L’organizzazione curava di presentare al meglio il prodotto, partendo da oli di semi – peraltro di qualità pessima - cui si aggiungeva betacarotene per insaporirli e clorofilla industriale per dare colore. Gli oli venivano dopo la contraffazione imbottigliati con marchi di fantasia e riferimenti ad aziende inesistenti seppure con sede nelle regioni a maggiore vocazione olivicola, in modo da risultare di fatto riconoscibili e apprezzati dal consumatore. Il finto extra vergine made in Puglia, Lucania e Toscana. La commercializzazione, con falsi documenti commerciali, riguardava anche l’Italia del Nord, oltre che l'estero.

L’aspetto più preoccupante è che avvenisse in stretta economia, giusto per ricavare il massimo dei guadagni. Di qualità scadente erano gli olio di semi, ma anche i prodotti chimici e gli additivi utilizzati, anch’essi di basso costo. In più c’è da rilevare che le operazioni avvenivano per giunta in modo improvvisato, senza nemmeno una adeguata formazione nel disporre i dosaggi giusti, onde evitare danni alla salute.

Non solo oli di semi camuffati, per ingannare il consumatore spacciandoli per extra vergini. In chiusura cito da un lavoro di Luigi Caricato pubblicato sull’annuario dell’Unione italiana vini “Enotria”, nel 1999, ma ancora attuale, una dichiarazione di Nino Alfio Pettinato, allora comandante dei Nas: “... vi è il fenomeno della commercializzazione di oli esterificati, ottenuti attraverso un processo industriale di sintesi, partendo dalla materia prima costituita da acidi grassi animali trattati con solventi (solitamente glicerina) e aggiunta di olio vergine di oliva – cosiddetto inferno (pressione spinta del seme di oliva), al fine di ottenere un olio extra vergine di oliva dalle riconosciute caratteristiche organolettiche.”

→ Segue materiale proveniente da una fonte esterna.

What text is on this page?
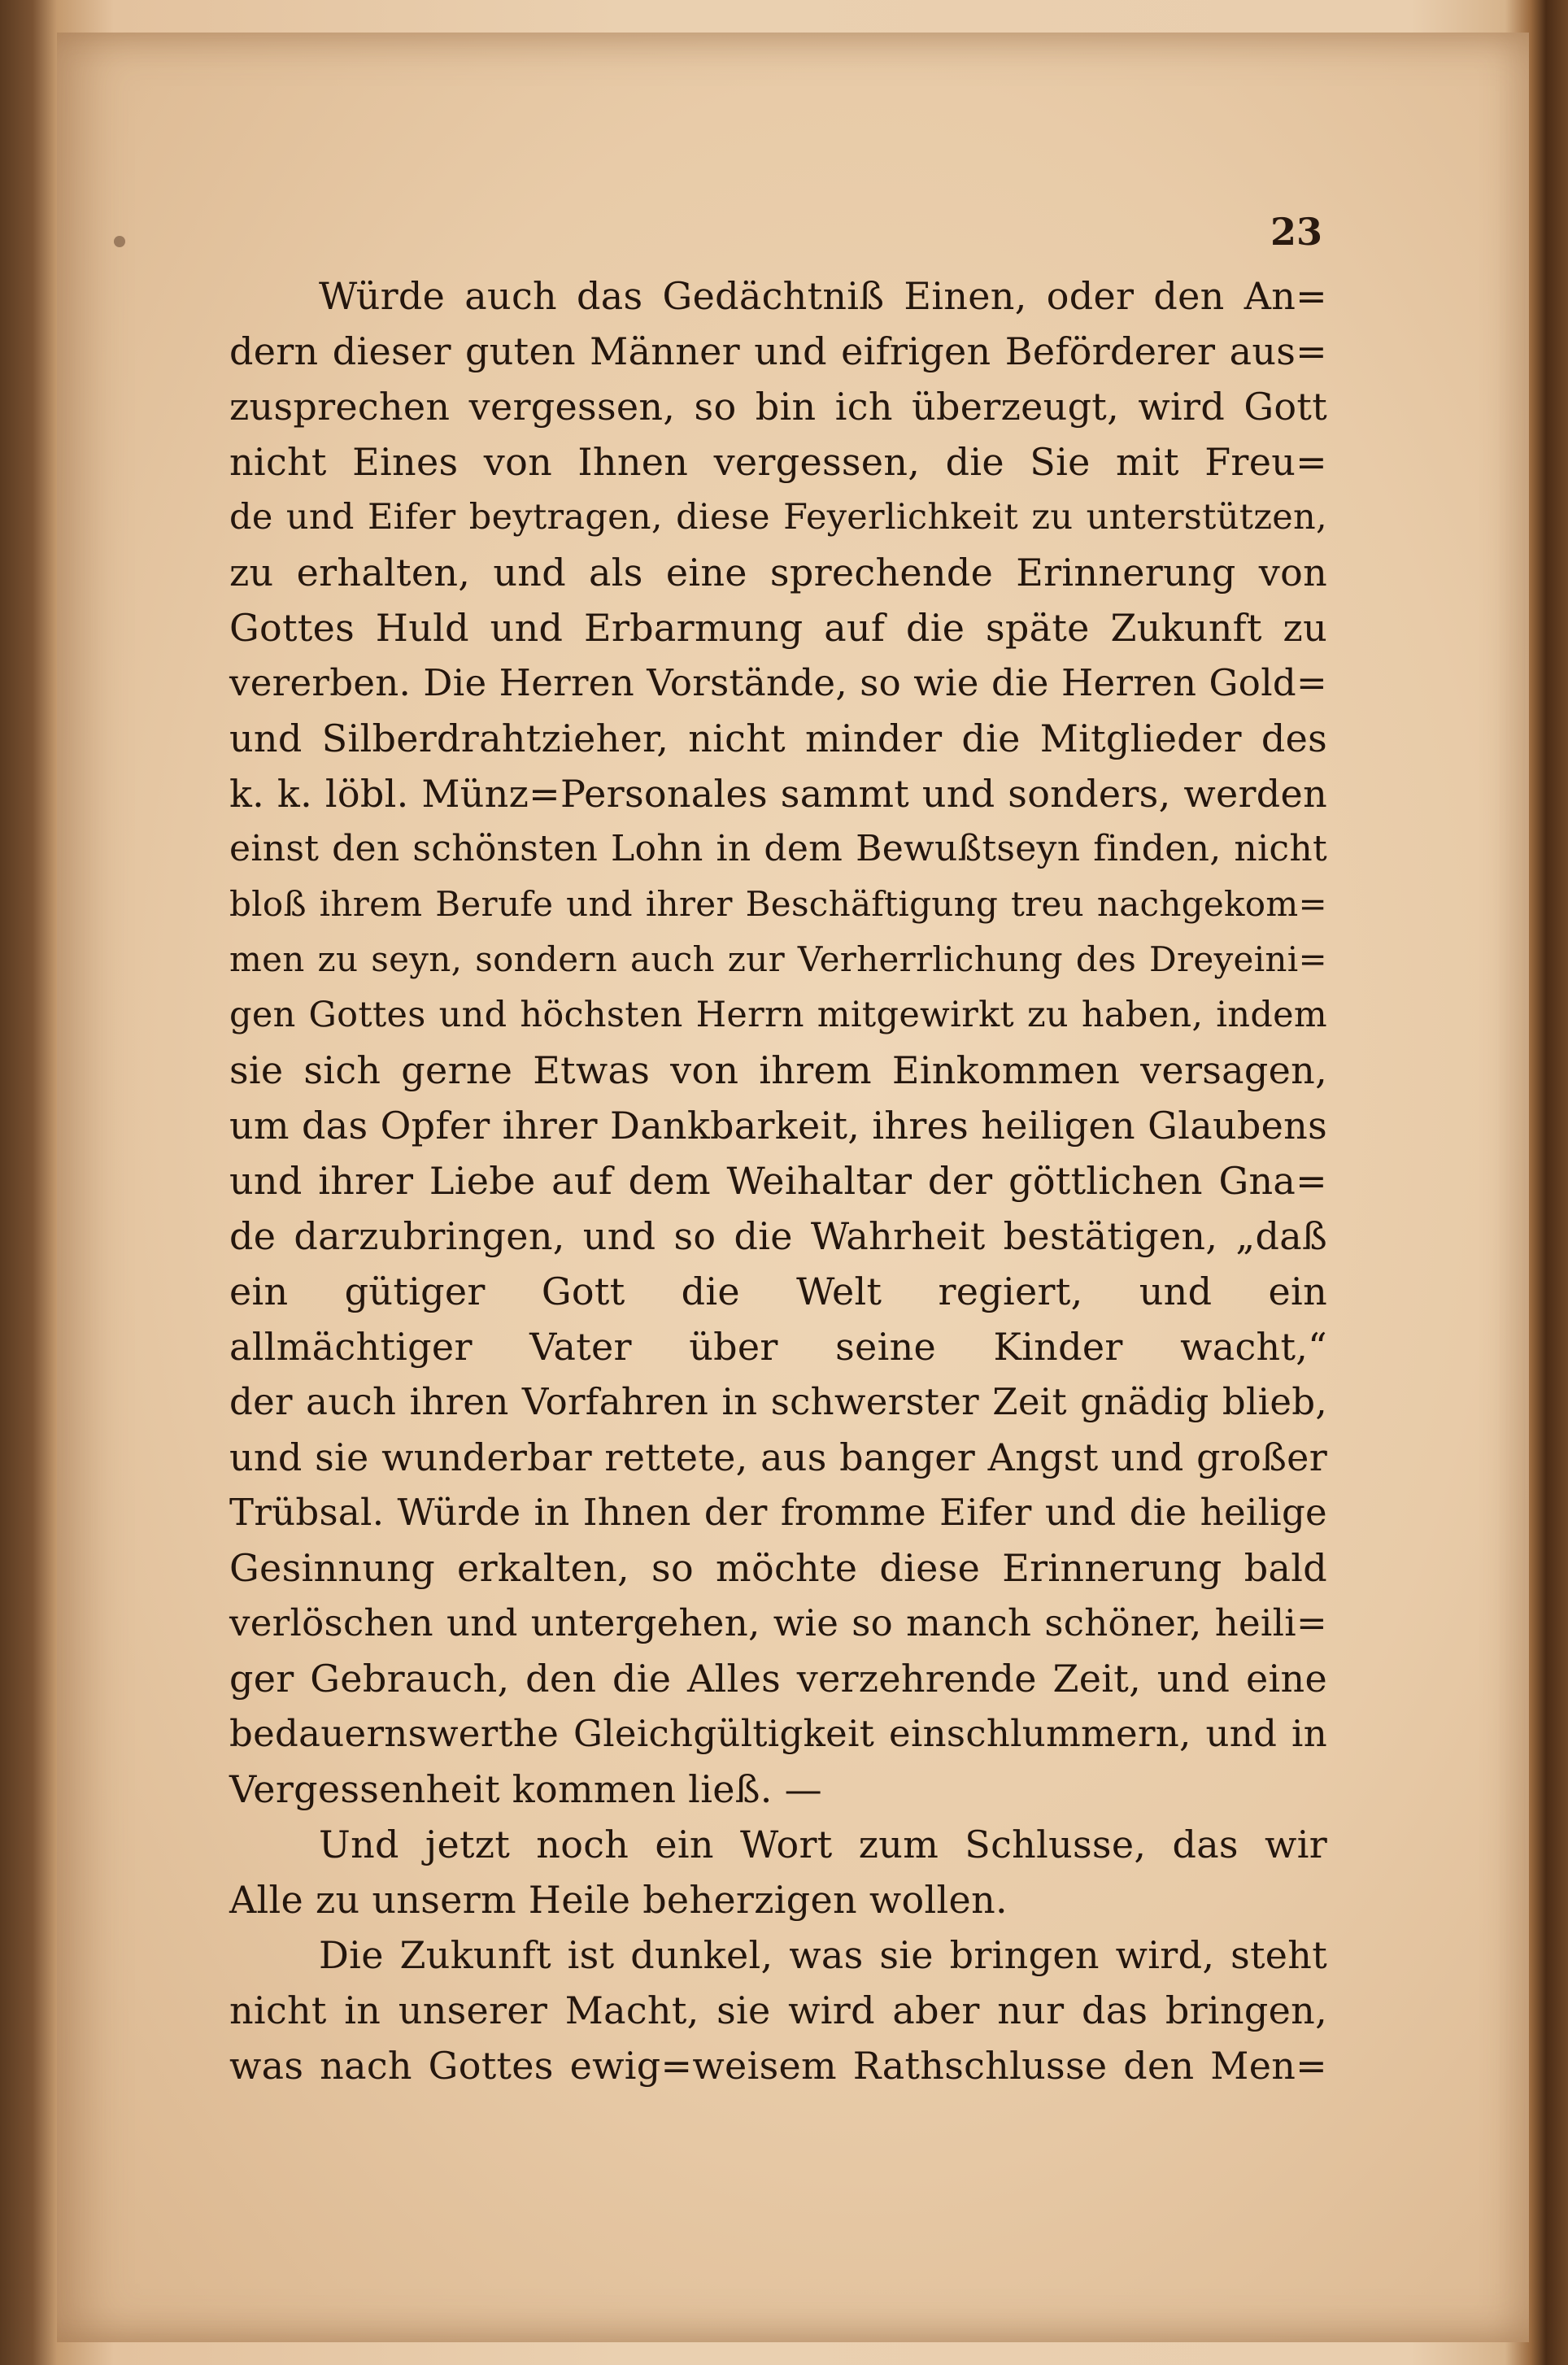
23
Würde auch das Gedächtniß Einen, oder den An=
dern dieser guten Männer und eifrigen Beförderer aus=
zusprechen vergessen, so bin ich überzeugt, wird Gott
nicht Eines von Ihnen vergessen, die Sie mit Freu=
de und Eifer beytragen, diese Feyerlichkeit zu unterstützen,
zu erhalten, und als eine sprechende Erinnerung von
Gottes Huld und Erbarmung auf die späte Zukunft zu
vererben. Die Herren Vorstände, so wie die Herren Gold=
und Silberdrahtzieher, nicht minder die Mitglieder des
k. k. löbl. Münz=Personales sammt und sonders, werden
einst den schönsten Lohn in dem Bewußtseyn finden, nicht
bloß ihrem Berufe und ihrer Beschäftigung treu nachgekom=
men zu seyn, sondern auch zur Verherrlichung des Dreyeini=
gen Gottes und höchsten Herrn mitgewirkt zu haben, indem
sie sich gerne Etwas von ihrem Einkommen versagen,
um das Opfer ihrer Dankbarkeit, ihres heiligen Glaubens
und ihrer Liebe auf dem Weihaltar der göttlichen Gna=
de darzubringen, und so die Wahrheit bestätigen, „daß
ein gütiger Gott die Welt regiert, und ein
allmächtiger Vater über seine Kinder wacht,“
der auch ihren Vorfahren in schwerster Zeit gnädig blieb,
und sie wunderbar rettete, aus banger Angst und großer
Trübsal. Würde in Ihnen der fromme Eifer und die heilige
Gesinnung erkalten, so möchte diese Erinnerung bald
verlöschen und untergehen, wie so manch schöner, heili=
ger Gebrauch, den die Alles verzehrende Zeit, und eine
bedauernswerthe Gleichgültigkeit einschlummern, und in
Vergessenheit kommen ließ. —
Und jetzt noch ein Wort zum Schlusse, das wir
Alle zu unserm Heile beherzigen wollen.
Die Zukunft ist dunkel, was sie bringen wird, steht
nicht in unserer Macht, sie wird aber nur das bringen,
was nach Gottes ewig=weisem Rathschlusse den Men=
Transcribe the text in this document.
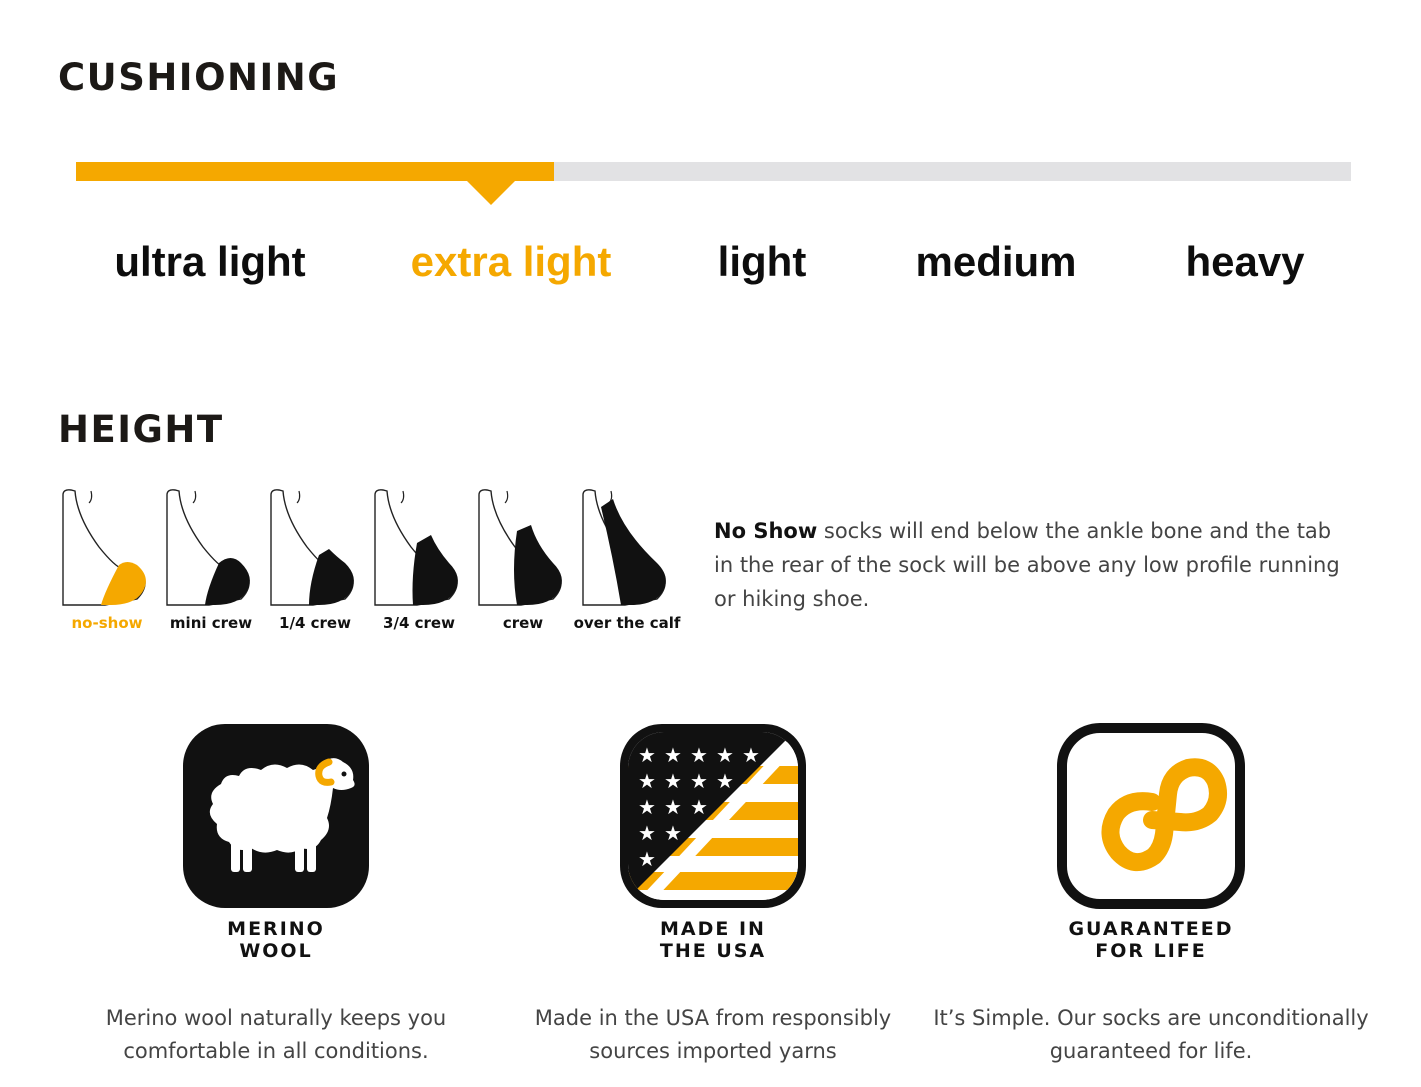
CUSHIONING
ultra light extra light	light	medium	heavy
HEIGHT
no-show mini crew 1/4 crew 3/4 crew	crew over the calf
No Show socks will end below the ankle bone and the tab in the rear of the sock will be above any low profile running or hiking shoe.
MERINO
WOOL
Merino wool naturally keeps you comfortable in all conditions.
★ ★ ★ ★ ★
★ ★ ★ ★
★ ★ ★
★ ★
★
MADE IN
THE USA
Made in the USA from responsibly sources imported yarns
GUARANTEED
FOR LIFE
It’s Simple. Our socks are unconditionally guaranteed for life.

Il problema degli oli contraffatti non è comunque di facile soluzione, il rischio maggiore viene dalla vendita “porta a porta”, una strada difficile da contrastare. Il lato brutto del fenomeno sofisticazioni consiste inoltre nel fatto che a pagarne le conseguenze sono soprattutto certe categorie di consumatori deboli, che si affidano a un prodotto che ritengono di qualità e perfino buono per la salute solo perché in etichetta recita la parola magica “extra vergine”, senza però esserlo veramente. Costoro non comprendono che una discriminante è il prezzo, ma la storia è molto complessa. Come al solito gli onesti faticano ad avere spazi di mercato, mentre altri si impongono con l’inganno, sfruttando a loro vantaggio l’incultura del consumatore medio.